In the shadow of recent deaths in Ottawa and Quebec, about 550 people of several faiths on Monday night raised their hands in a show of support against terrorism in the name of religion.
The audience at the 9th annual World Religions Conference came to hear speakers representing Hinduism, Judaism, Christianity, Islam and atheism discuss if religion was a source of conflict or peace.
But the crowd that almost filled the RDC Art Centre didn’t just listen — they took a stand.
“We the participants of the World Religion Conference in Red Deer, which represents faith-based and non faith-based communities, hereby declare that there is absolutely no room for violence and terrorism committed in the name of ideology. We categorically oppose and reject cowardly and heinous acts against humanity committed by terrorists in the last weeks in Montreal and Ottawa,” said moderator Dr.

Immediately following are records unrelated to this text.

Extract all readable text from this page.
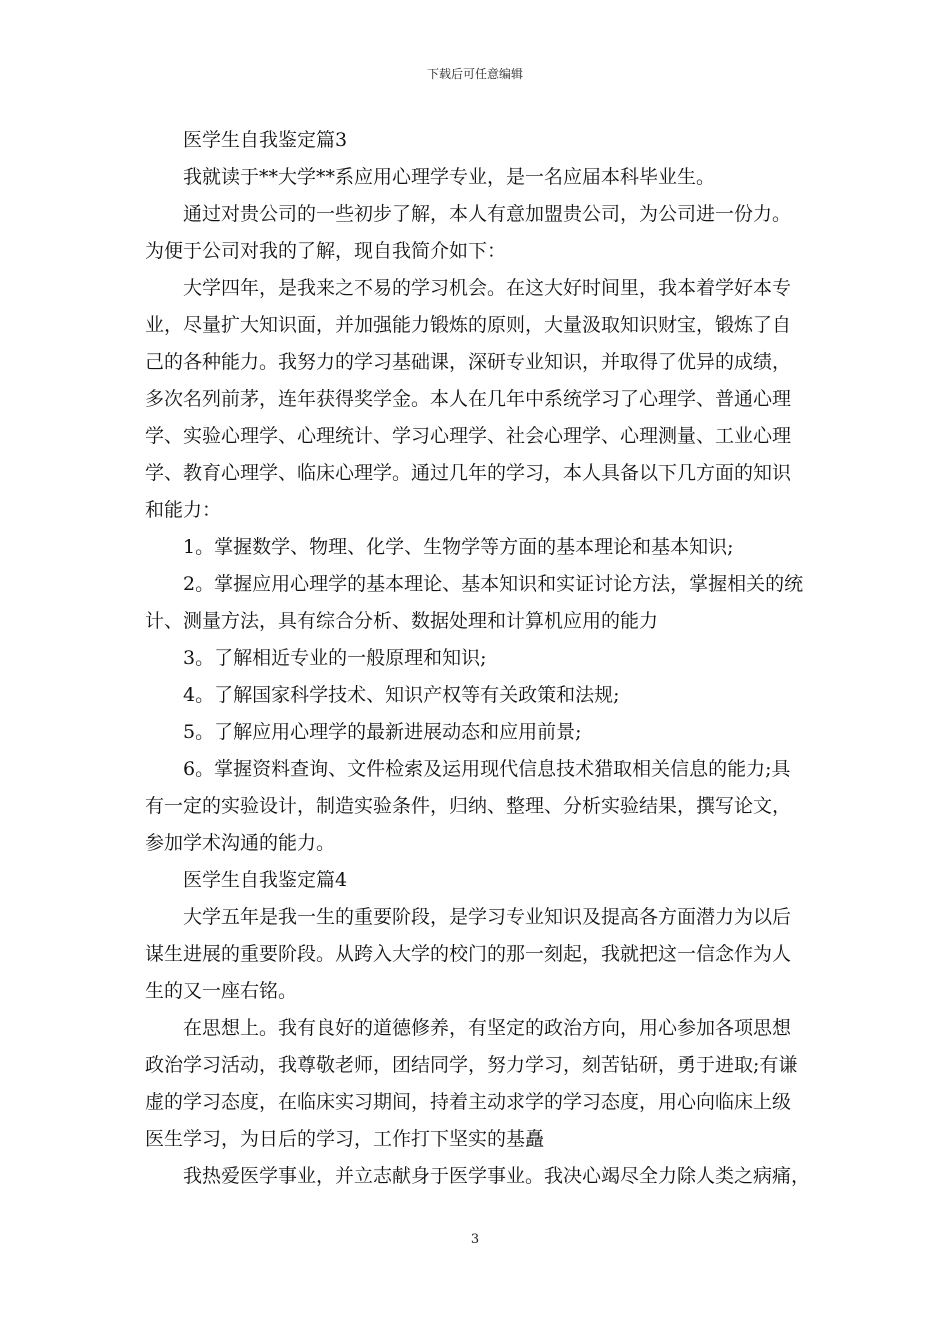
下载后可任意编辑
医学生自我鉴定篇3
我就读于**大学**系应用心理学专业，是一名应届本科毕业生。
通过对贵公司的一些初步了解，本人有意加盟贵公司，为公司进一份力。
为便于公司对我的了解，现自我简介如下：
大学四年，是我来之不易的学习机会。在这大好时间里，我本着学好本专
业，尽量扩大知识面，并加强能力锻炼的原则，大量汲取知识财宝，锻炼了自
己的各种能力。我努力的学习基础课，深研专业知识，并取得了优异的成绩，
多次名列前茅，连年获得奖学金。本人在几年中系统学习了心理学、普通心理
学、实验心理学、心理统计、学习心理学、社会心理学、心理测量、工业心理
学、教育心理学、临床心理学。通过几年的学习，本人具备以下几方面的知识
和能力：
1。掌握数学、物理、化学、生物学等方面的基本理论和基本知识;
2。掌握应用心理学的基本理论、基本知识和实证讨论方法，掌握相关的统
计、测量方法，具有综合分析、数据处理和计算机应用的能力
3。了解相近专业的一般原理和知识;
4。了解国家科学技术、知识产权等有关政策和法规;
5。了解应用心理学的最新进展动态和应用前景;
6。掌握资料查询、文件检索及运用现代信息技术猎取相关信息的能力;具
有一定的实验设计，制造实验条件，归纳、整理、分析实验结果，撰写论文，
参加学术沟通的能力。
医学生自我鉴定篇4
大学五年是我一生的重要阶段，是学习专业知识及提高各方面潜力为以后
谋生进展的重要阶段。从跨入大学的校门的那一刻起，我就把这一信念作为人
生的又一座右铭。
在思想上。我有良好的道德修养，有坚定的政治方向，用心参加各项思想
政治学习活动，我尊敬老师，团结同学，努力学习，刻苦钻研，勇于进取;有谦
虚的学习态度，在临床实习期间，持着主动求学的学习态度，用心向临床上级
医生学习，为日后的学习，工作打下坚实的基矗
我热爱医学事业，并立志献身于医学事业。我决心竭尽全力除人类之病痛，
3
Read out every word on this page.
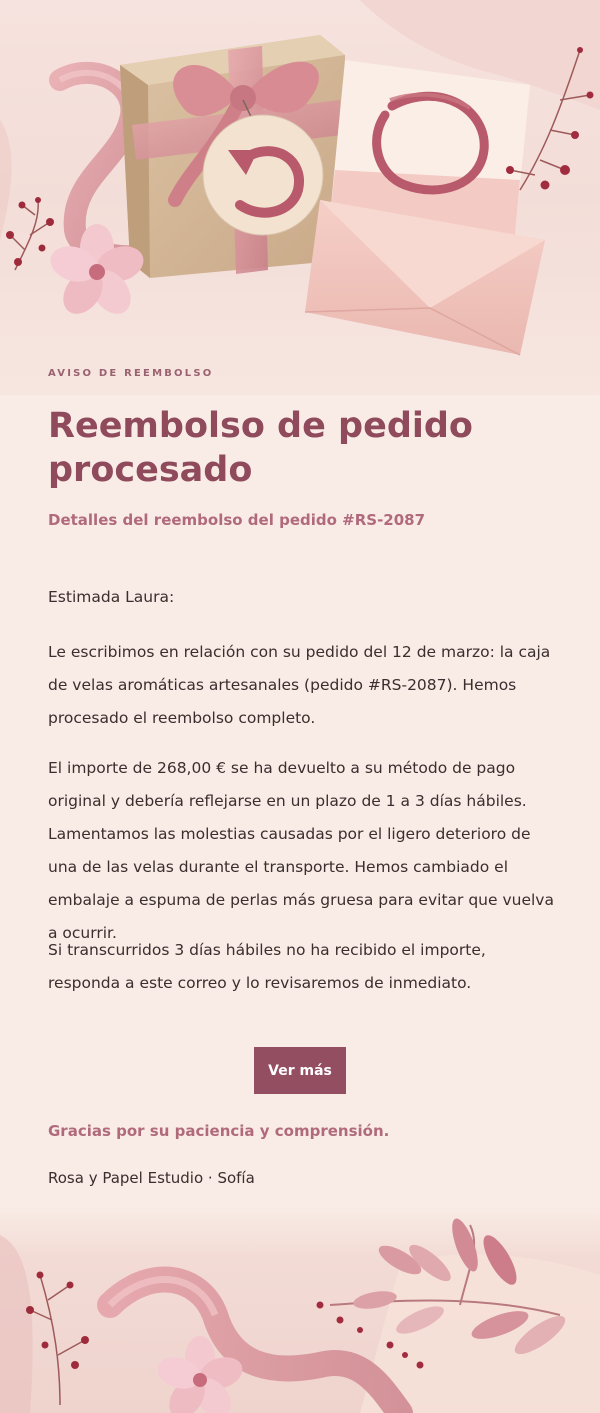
AVISO DE REEMBOLSO
Reembolso de pedido procesado
Detalles del reembolso del pedido #RS-2087
Estimada Laura:

Le escribimos en relación con su pedido del 12 de marzo: la caja de velas aromáticas artesanales (pedido #RS-2087). Hemos procesado el reembolso completo.

El importe de 268,00 € se ha devuelto a su método de pago original y debería reflejarse en un plazo de 1 a 3 días hábiles. Lamentamos las molestias causadas por el ligero deterioro de una de las velas durante el transporte. Hemos cambiado el embalaje a espuma de perlas más gruesa para evitar que vuelva a ocurrir.

Si transcurridos 3 días hábiles no ha recibido el importe, responda a este correo y lo revisaremos de inmediato.

Ver más
Gracias por su paciencia y comprensión.
Rosa y Papel Estudio · Sofía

Guillermo Baron, reading the conference’s resolution that garnered unanimous support.
The World Religions Conference is presented by the Department of Humanities and Social Sciences at RDC and the Ahmadiyya Muslim Community of Calgary.

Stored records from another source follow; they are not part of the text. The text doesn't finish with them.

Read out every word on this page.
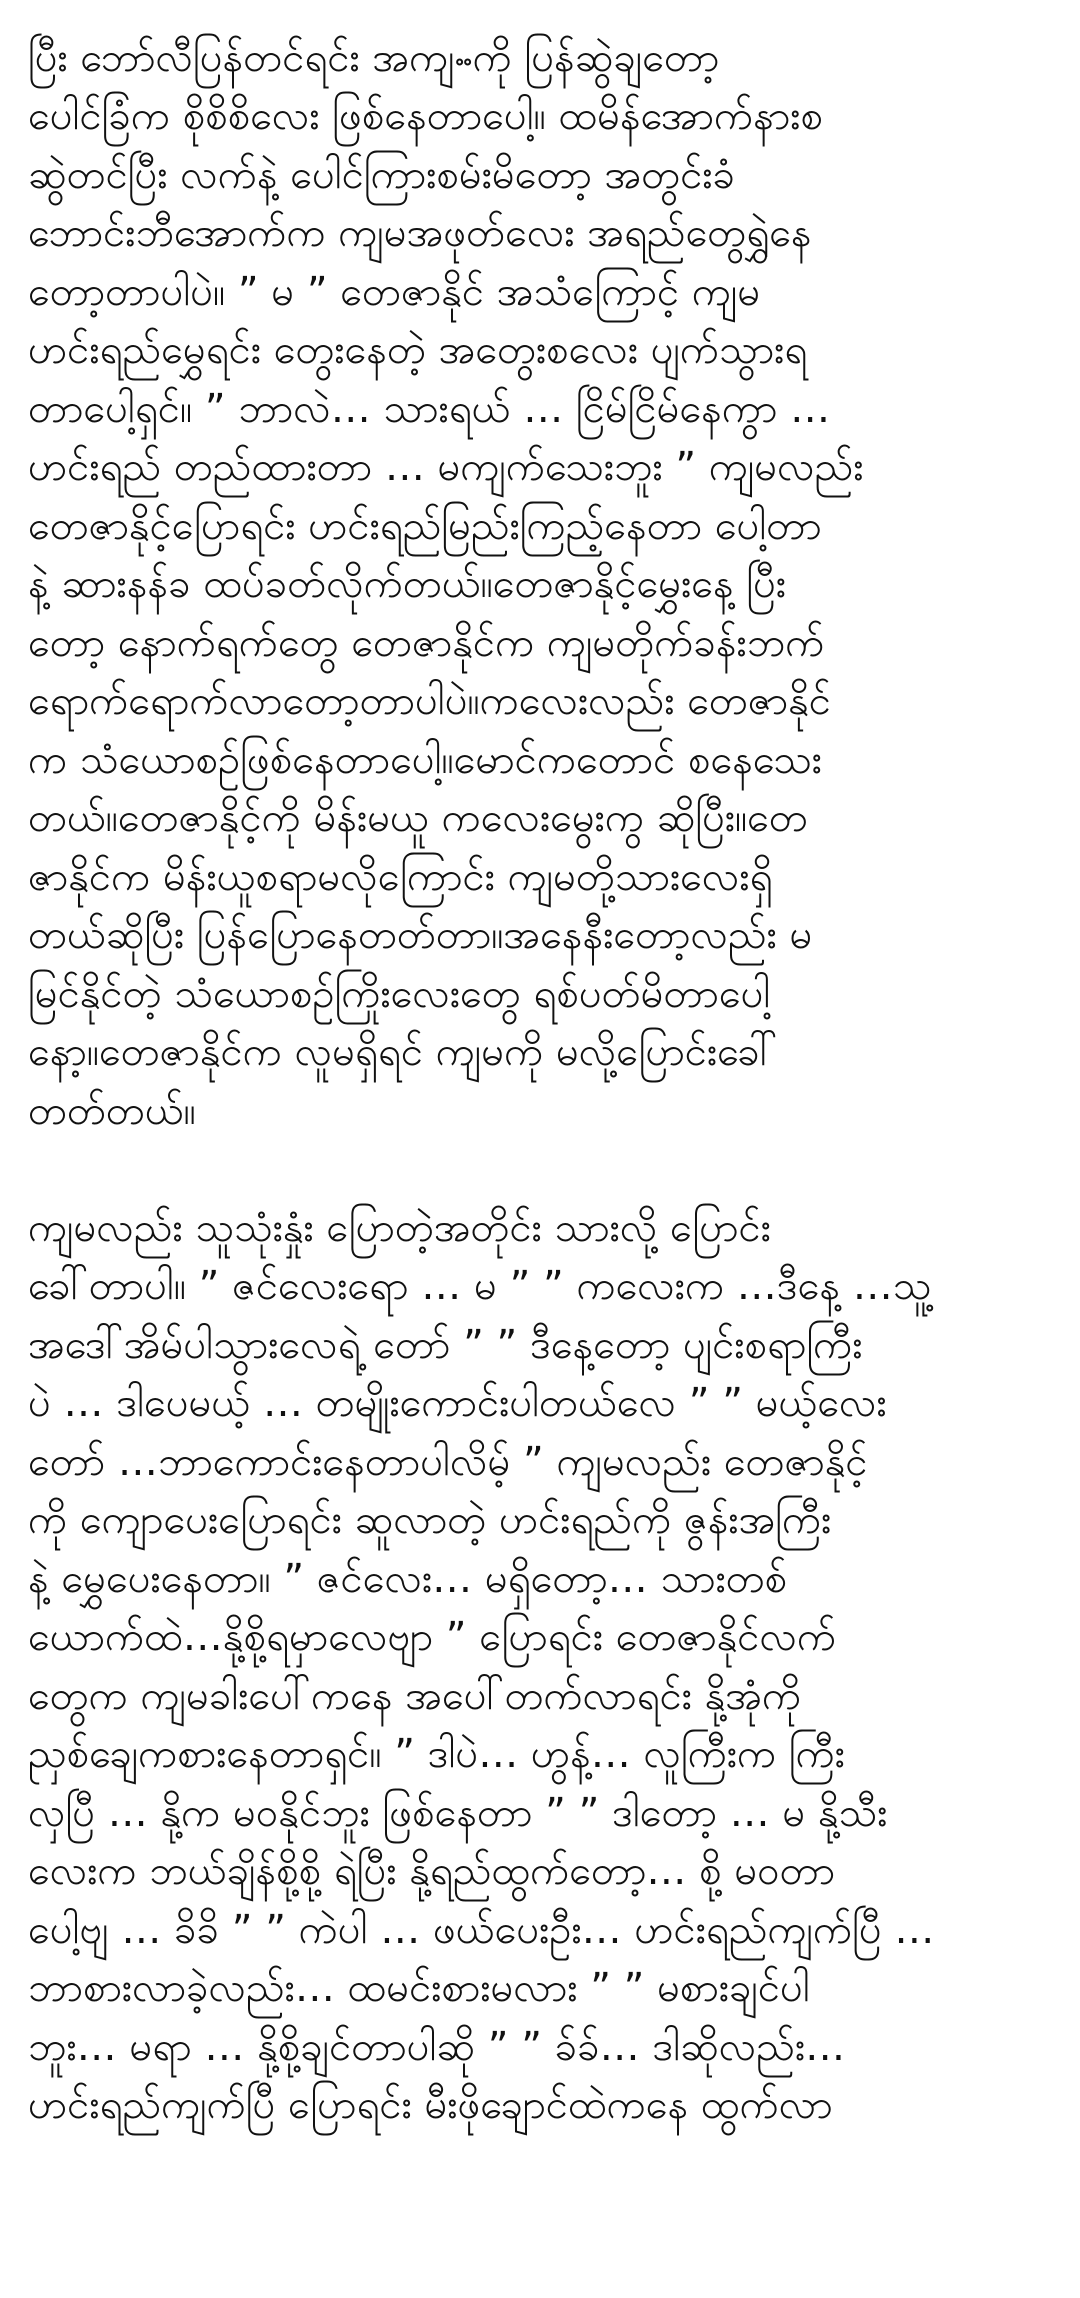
ပြီး ဘော်လီပြန်တင်ရင်း အကျႌကို ပြန်ဆွဲချတော့
ပေါင်ခြံက စိုစိစိလေး ဖြစ်နေတာပေါ့။ ထမိန်အောက်နားစ
ဆွဲတင်ပြီး လက်နဲ့ ပေါင်ကြားစမ်းမိတော့ အတွင်းခံ
ဘောင်းဘီအောက်က ကျမအဖုတ်လေး အရည်တွေရွှဲနေ
တော့တာပါပဲ။ ” မ ” တေဇာနိုင် အသံကြောင့် ကျမ
ဟင်းရည်မွှေရင်း တွေးနေတဲ့ အတွေးစလေး ပျက်သွားရ
တာပေါ့ရှင်။ ” ဘာလဲ… သားရယ် … ငြိမ်ငြိမ်နေကွာ …
ဟင်းရည် တည်ထားတာ … မကျက်သေးဘူး ” ကျမလည်း
တေဇာနိုင့်ပြောရင်း ဟင်းရည်မြည်းကြည့်နေတာ ပေါ့တာ
နဲ့ ဆားနန်ခ ထပ်ခတ်လိုက်တယ်။တေဇာနိုင့်မွှေးနေ့ ပြီး
တော့ နောက်ရက်တွေ တေဇာနိုင်က ကျမတိုက်ခန်းဘက်
ရောက်ရောက်လာတော့တာပါပဲ။ကလေးလည်း တေဇာနိုင်
က သံယောစဉ်ဖြစ်နေတာပေါ့။မောင်ကတောင် စနေသေး
တယ်။တေဇာနိုင့်ကို မိန်းမယူ ကလေးမွေးကွ ဆိုပြီး။တေ
ဇာနိုင်က မိန်းယူစရာမလိုကြောင်း ကျမတို့သားလေးရှိ
တယ်ဆိုပြီး ပြန်ပြောနေတတ်တာ။အနေနီးတော့လည်း မ
မြင်နိုင်တဲ့ သံယောစဉ်ကြိုးလေးတွေ ရစ်ပတ်မိတာပေါ့
နော့။တေဇာနိုင်က လူမရှိရင် ကျမကို မလို့ပြောင်းခေါ်
တတ်တယ်။
ကျမလည်း သူသုံးနှုံး ပြောတဲ့အတိုင်း သားလို့ ပြောင်း
ခေါ်တာပါ။ ” ဇင်လေးရော … မ ” ” ကလေးက …ဒီနေ့ …သူ့
အဒေါ်အိမ်ပါသွားလေရဲ့ တော် ” ” ဒီနေ့တော့ ပျင်းစရာကြီး
ပဲ … ဒါပေမယ့် … တမျိုးကောင်းပါတယ်လေ ” ” မယ့်လေး
တော် …ဘာကောင်းနေတာပါလိမ့် ” ကျမလည်း တေဇာနိုင့်
ကို ကျောပေးပြောရင်း ဆူလာတဲ့ ဟင်းရည်ကို ဇွန်းအကြီး
နဲ့ မွှေပေးနေတာ။ ” ဇင်လေး… မရှိတော့… သားတစ်
ယောက်ထဲ…နို့စို့ရမှာလေဗျာ ” ပြောရင်း တေဇာနိုင်လက်
တွေက ကျမခါးပေါ်ကနေ အပေါ်တက်လာရင်း နို့အုံကို
ညှစ်ချေကစားနေတာရှင်။ ” ဒါပဲ… ဟွန့်… လူကြီးက ကြီး
လှပြီ … နို့က မဝနိုင်ဘူး ဖြစ်နေတာ ” ” ဒါတော့ … မ နို့သီး
လေးက ဘယ်ချိန်စို့စို့ ရဲပြီး နို့ရည်ထွက်တော့… စို့ မဝတာ
ပေါ့ဗျ … ခိခိ ” ” ကဲပါ … ဖယ်ပေးဦး… ဟင်းရည်ကျက်ပြီ …
ဘာစားလာခဲ့လည်း… ထမင်းစားမလား ” ” မစားချင်ပါ
ဘူး… မရာ … နို့စို့ချင်တာပါဆို ” ” ခ်ခ်… ဒါဆိုလည်း…
ဟင်းရည်ကျက်ပြီ ပြောရင်း မီးဖိုချောင်ထဲကနေ ထွက်လာ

When asked if the recent violence was due terrorism or mental illness, Dr. Mohyuddin Mirza, representing Islam, said “mental illness is the root cause and terrorism is the consequence.”
Mirza explained how the Ahmadiyya Muslim Community rejects all forms of extremism and that their motto is “Love For All – Hatred For None.”

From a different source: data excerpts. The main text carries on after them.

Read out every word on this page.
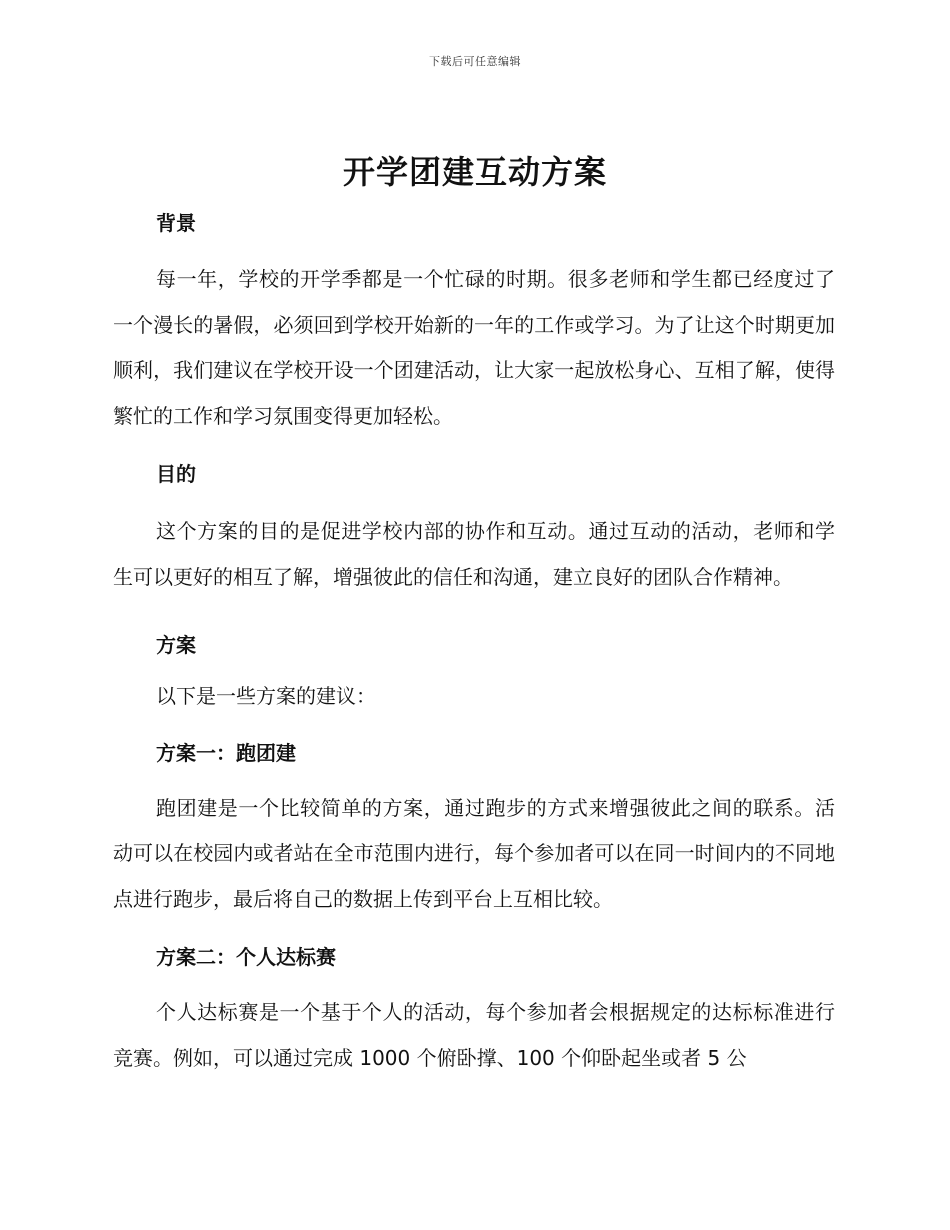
下载后可任意编辑
开学团建互动方案

背景

每一年，学校的开学季都是一个忙碌的时期。很多老师和学生都已经度过了一个漫长的暑假，必须回到学校开始新的一年的工作或学习。为了让这个时期更加顺利，我们建议在学校开设一个团建活动，让大家一起放松身心、互相了解，使得繁忙的工作和学习氛围变得更加轻松。

目的

这个方案的目的是促进学校内部的协作和互动。通过互动的活动，老师和学生可以更好的相互了解，增强彼此的信任和沟通，建立良好的团队合作精神。

方案

以下是一些方案的建议：

方案一：跑团建

跑团建是一个比较简单的方案，通过跑步的方式来增强彼此之间的联系。活动可以在校园内或者站在全市范围内进行，每个参加者可以在同一时间内的不同地点进行跑步，最后将自己的数据上传到平台上互相比较。

方案二：个人达标赛

个人达标赛是一个基于个人的活动，每个参加者会根据规定的达标标准进行竞赛。例如，可以通过完成 1000 个俯卧撑、100 个仰卧起坐或者 5 公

“We are on the forefront, as the Ahmadiyya community. That’s the reason we organize these symposiums, for understanding and sending a message to those terrorists, . . . , that you are wrong and we are confronting them. We are gaining ground,” Mirza said.
Pastor Paul Vallee, who represented Christianity on the panel, called such violence “demonic in nature” and the perpetrators were looking for a way to express their anger in legitimate ways in their minds.
Karen Lumley Kerr, representing Atheism, said education was key when dealing with extreme religious interpretations that lead to violence.
She said history shows religion is both a source of conflict and peace.
“Can religion and a peaceful world co-exist? Of course it can. But only when we strive to have variations of religion that are tolerant of others and do not fall into the fundamental or extremist viewpoints.”